His face grew suddenly earnest, and he leaned on the table and looked
me straight in the eyes.
"You're a young lad and a new-comer, and the accursed scales of
Virginia are not yet on your eyes. Forbye, I think you've spirit,
though it's maybe mixed with a deal of folly. You've your choice before
you, Mr. Garvald. You can become a lickspittle like the rest of them,
and no doubt you'll gather a wheen bawbees, but it will be a poor
shivering soul will meet its Maker in the hinder end. Or you can play
the man and be a good Virginian.

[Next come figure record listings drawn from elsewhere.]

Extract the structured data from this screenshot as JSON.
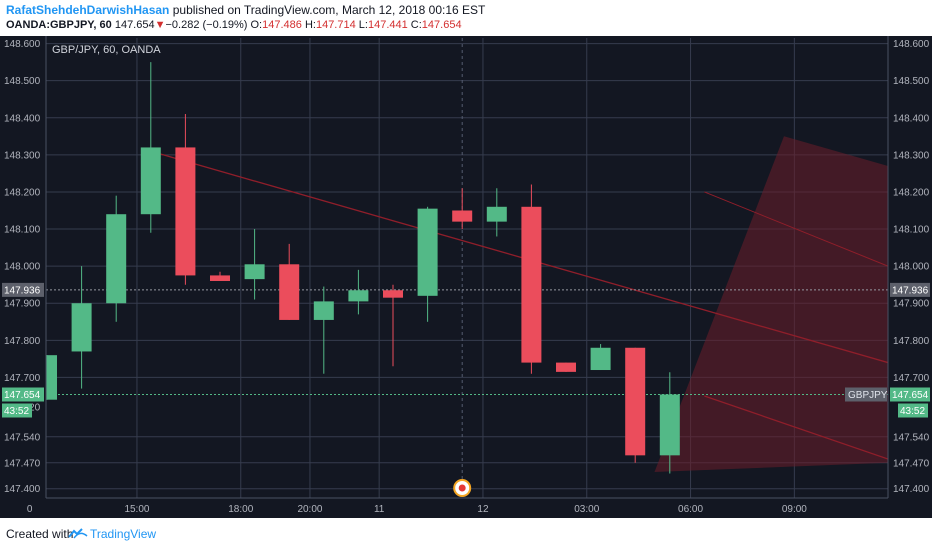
{
  "header": {
    "author": "RafatShehdehDarwishHasan",
    "published": "published on TradingView.com, March 12, 2018 00:16 EST",
    "symbol": "OANDA:GBPJPY, 60",
    "last": "147.654",
    "change": "−0.282 (−0.19%)",
    "o_label": "O:",
    "o": "147.486",
    "h_label": "H:",
    "h": "147.714",
    "l_label": "L:",
    "l": "147.441",
    "c_label": "C:",
    "c": "147.654"
  },
  "chart_data": {
    "type": "candlestick",
    "legend": "GBP/JPY, 60, OANDA",
    "ylim": [
      147.375,
      148.615
    ],
    "y_ticks": [
      "148.600",
      "148.500",
      "148.400",
      "148.300",
      "148.200",
      "148.100",
      "148.000",
      "147.900",
      "147.800",
      "147.700",
      "147.540",
      "147.470",
      "147.400"
    ],
    "left_y_ticks": [
      "148.600",
      "148.500",
      "148.400",
      "148.300",
      "148.200",
      "148.100",
      "148.000",
      "147.900",
      "147.800",
      "147.700",
      "147.620",
      "147.540",
      "147.470",
      "147.400"
    ],
    "x_ticks": [
      {
        "label": "0",
        "slot": -0.5
      },
      {
        "label": "15:00",
        "slot": 2.6
      },
      {
        "label": "18:00",
        "slot": 5.6
      },
      {
        "label": "20:00",
        "slot": 7.6
      },
      {
        "label": "11",
        "slot": 9.6
      },
      {
        "label": "12",
        "slot": 12.6
      },
      {
        "label": "03:00",
        "slot": 15.6
      },
      {
        "label": "06:00",
        "slot": 18.6
      },
      {
        "label": "09:00",
        "slot": 21.6
      }
    ],
    "candles": [
      {
        "o": 147.64,
        "h": 147.76,
        "l": 147.64,
        "c": 147.76
      },
      {
        "o": 147.77,
        "h": 148.0,
        "l": 147.67,
        "c": 147.9
      },
      {
        "o": 147.9,
        "h": 148.19,
        "l": 147.85,
        "c": 148.14
      },
      {
        "o": 148.14,
        "h": 148.55,
        "l": 148.09,
        "c": 148.32
      },
      {
        "o": 148.32,
        "h": 148.41,
        "l": 147.95,
        "c": 147.975
      },
      {
        "o": 147.975,
        "h": 147.985,
        "l": 147.96,
        "c": 147.96
      },
      {
        "o": 147.965,
        "h": 148.1,
        "l": 147.91,
        "c": 148.005
      },
      {
        "o": 148.005,
        "h": 148.06,
        "l": 147.855,
        "c": 147.855
      },
      {
        "o": 147.855,
        "h": 147.945,
        "l": 147.71,
        "c": 147.905
      },
      {
        "o": 147.905,
        "h": 147.99,
        "l": 147.87,
        "c": 147.935
      },
      {
        "o": 147.935,
        "h": 147.95,
        "l": 147.73,
        "c": 147.915
      },
      {
        "o": 147.92,
        "h": 148.16,
        "l": 147.85,
        "c": 148.155
      },
      {
        "o": 148.15,
        "h": 148.21,
        "l": 148.1,
        "c": 148.12
      },
      {
        "o": 148.12,
        "h": 148.21,
        "l": 148.08,
        "c": 148.16
      },
      {
        "o": 148.16,
        "h": 148.22,
        "l": 147.71,
        "c": 147.74
      },
      {
        "o": 147.74,
        "h": 147.74,
        "l": 147.715,
        "c": 147.715
      },
      {
        "o": 147.72,
        "h": 147.79,
        "l": 147.72,
        "c": 147.78
      },
      {
        "o": 147.78,
        "h": 147.78,
        "l": 147.47,
        "c": 147.49
      },
      {
        "o": 147.49,
        "h": 147.714,
        "l": 147.441,
        "c": 147.654
      }
    ],
    "horizontal_lines": [
      {
        "value": 147.936,
        "label": "147.936",
        "style": "dotted-gray"
      },
      {
        "value": 147.654,
        "label": "147.654",
        "style": "dotted-green"
      }
    ],
    "price_labels": {
      "current": "147.654",
      "hline": "147.936",
      "countdown": "43:52",
      "symbol_tag": "GBPJPY"
    },
    "colors": {
      "up": "#53b987",
      "down": "#eb4d5c",
      "background": "#131722",
      "grid": "#363c4e",
      "text": "#b2b5be",
      "trend": "#8f1e2a"
    },
    "event_marker_slot": 12.0
  },
  "footer": {
    "created_with": "Created with",
    "brand": "TradingView"
  }
}
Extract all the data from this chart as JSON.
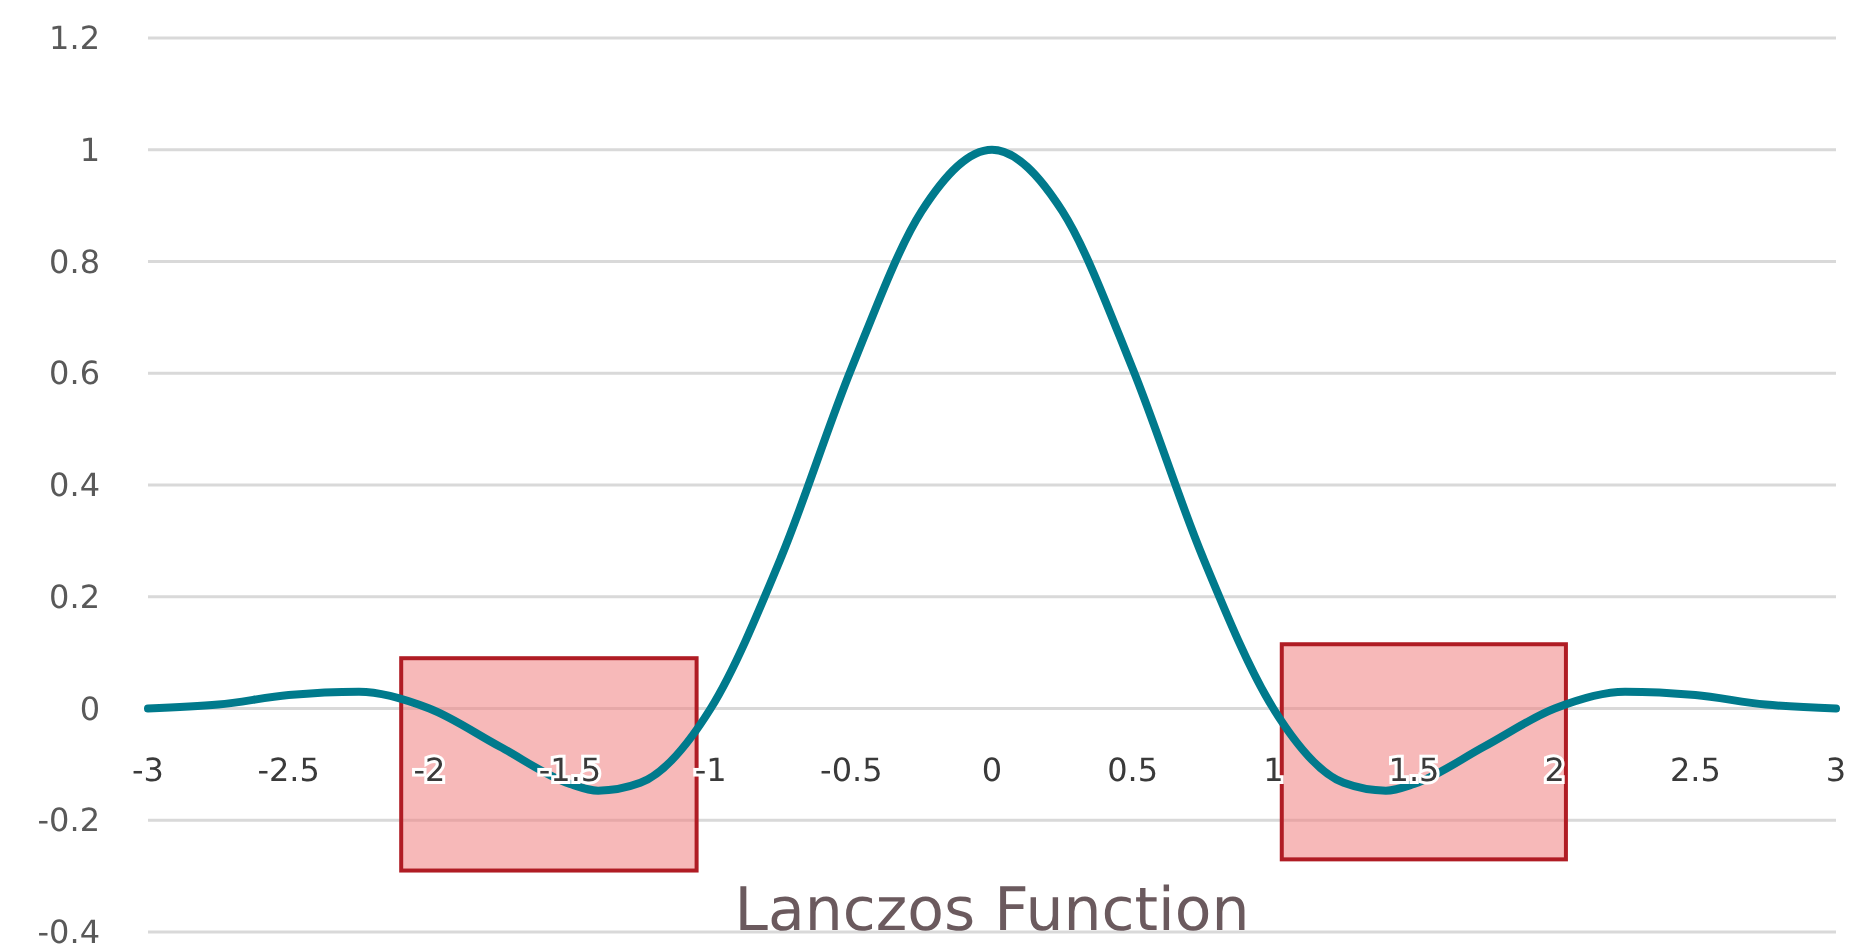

I'll not say it's an easy part. You'll
find plenty to cry you down, and there will be hard knocks going; but
by your face I judge you're not afraid of that. Let me tell you this
land is on the edge of hell, and there's sore need for stout men.
They'll declare in this town that there's no Indians on this side the
mountains that would dare to lift a tomahawk. Little they ken!"
In his eagerness he had gripped my arm, and his dark, lean face was
thrust close to mine.
"I was with Bacon in '76, in the fray with the Susquehannocks. I speak
the Indian tongues, and there's few alive that ken the tribes like me.
The folk here live snug in the Tidewater, which is maybe a hundred
miles wide from the sea, but of the West they ken nothing. There might
be an army thousands strong concealed a day's journey from the manors,
and never a word would be heard of it."
"But they tell me the Indians are changed nowadays," I put in. "They
say they've settled down to peaceful ways like any Christian."
"Put your head into a catamount's mouth, if you please," he said
grimly, "but never trust an Indian. The only good kind is the dead
kind. I tell you we're living on the edge of hell. It may come this
year or next year or five years hence, but come it will. I hear we are
fighting the French, and that means that the tribes of the Canadas will
be on the move. Little you know the speed of a war-party. They would
cut my throat one morning, and be hammering at the doors of James Town
before sundown. There should be a line of forts in the West from the
Roanoke to the Potomac, and every man within fifty miles should keep a
gun loaded and a horse saddled. But, think you the Council will move?